How Does the Pauli Exclusion Principle Influence Orbital Stability in Atoms?

[JDude13]

The Pauli Exclusion Principle is the reason more than two electrons cannot occupy the same orbital. This is easy for me to grasp.
Why, then, does the Pauli Exclusion Principle make an orbital MORE stable with two electrons as opposed to one?
(This is in the interest of knowledge. I'm not doubting the validity of any physicist's theories.)

 

[tom.stoer]

The Pauli exclusion principle forbids to electrons two occupy the same state; so two electrons in one orbital differ by their spin. In the hydrogen atom one can label states using the quantum numbers n,l,m; n=1,2, ...; l=0,1,...,n-1; m=-l,-l+1,...,0,...,l-1,l; s=-1/2,+1/2

 

[Bill_K]

Why, then, does the Pauli Exclusion Principle make an orbital MORE stable with two electrons as opposed to one?

I don't think it does, does it? Do you have an example in mind?

There is an effect similar to this in the shell model of the nucleus, in which an even number of protons or neutrons makes the nucleus more stable, due to a 'pairing force' thought to be a residual effect of the nucleon-nucleon interaction.

 

[JDude13]

I don't think it does, does it? Do you have an example in mind?

In the case of ionic bonding, a non-metal (e.g. fluorine) will gain electrons to ensure that each of it's occupied electron orbitals are full (containing two electrons).

 

[alxm]

In the case of ionic bonding, a non-metal (e.g. fluorine) will gain electrons to ensure that each of it's occupied electron orbitals are full (containing two electrons).

An atom doesn't have the same orbitals when it's in a molecule as if it's a free atom. A molecule like HF is not more stable as H⁺ and F^-, if you pull it apart. You must be thinking about Lewis theory and how they 'want' a noble gas structure, but that doesn't have a lot to do with orbitals and the Pauli principle.
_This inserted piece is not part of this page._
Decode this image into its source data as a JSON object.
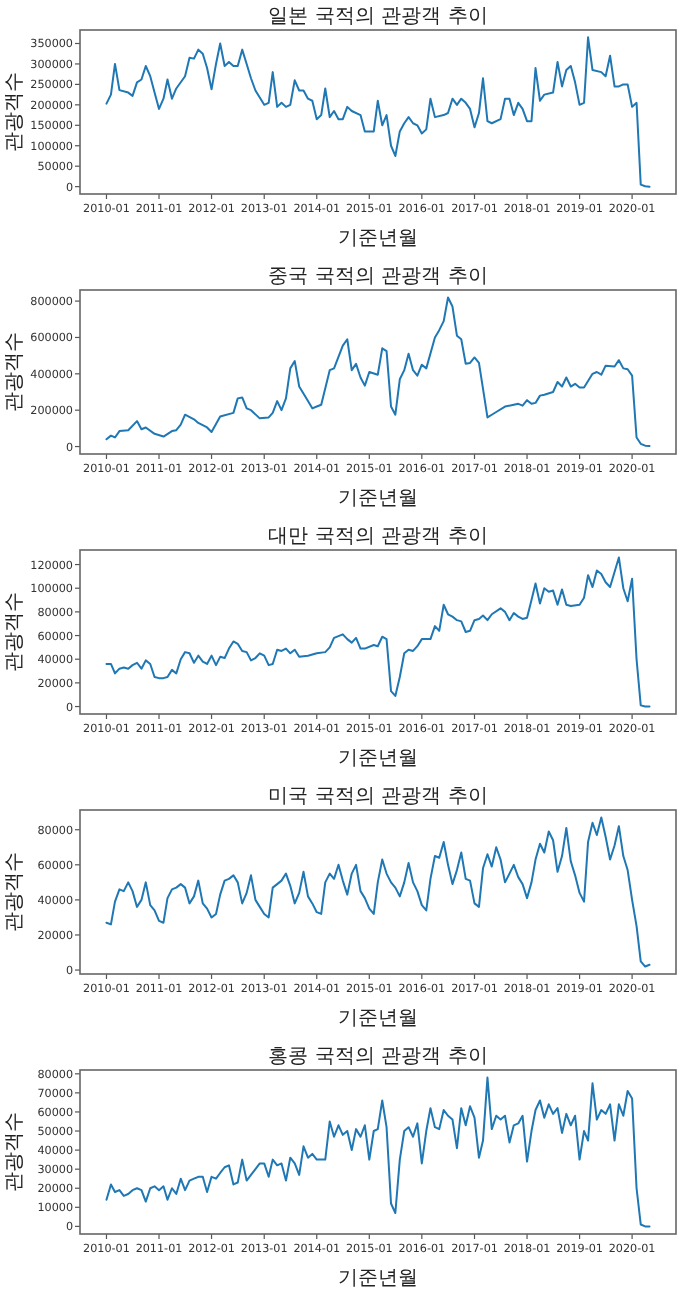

If you want to talk molecules in terms of QM, you'd normally describe it in terms of Valence-Bond (VB) theory or Molecular orbital (MO) theory. In which case a HF molecule bonds by forming a sigma bonding MO, alternately an sp-hybrid (in VB theory) from the hydrogen 1s orbital and one of the fluorine 2p orbitals.

The Pauli principle doesn't make an orbital more stable with two electrons than one. Electrons repel each other, and their mutual repulsion couldn't be larger than the one between electrons in the same orbital. They'll only share the same orbital if that orbital is low enough in energy. Otherwise they'll spread out as much as possible, to reduce overlap, but also to maximize the total spin. (Which reduces repulsion through the Pauli principle, since they can't be at the same place at the same time when they have the same spin) This is http://en.wikipedia.org/wiki/Hund%27s_rule_of_maximum_multiplicity" An example is the triplet ground-state of the oxygen molecule.

A non-metal atom will gain electrons to fill a Lewis octet or 18. But if you're going to talk about orbitals, the Pauli principle and quantum topics, you also need to drop the pre-quantum Lewis model for theories of bonding actually based on QM. Which means VB and/or MO theory.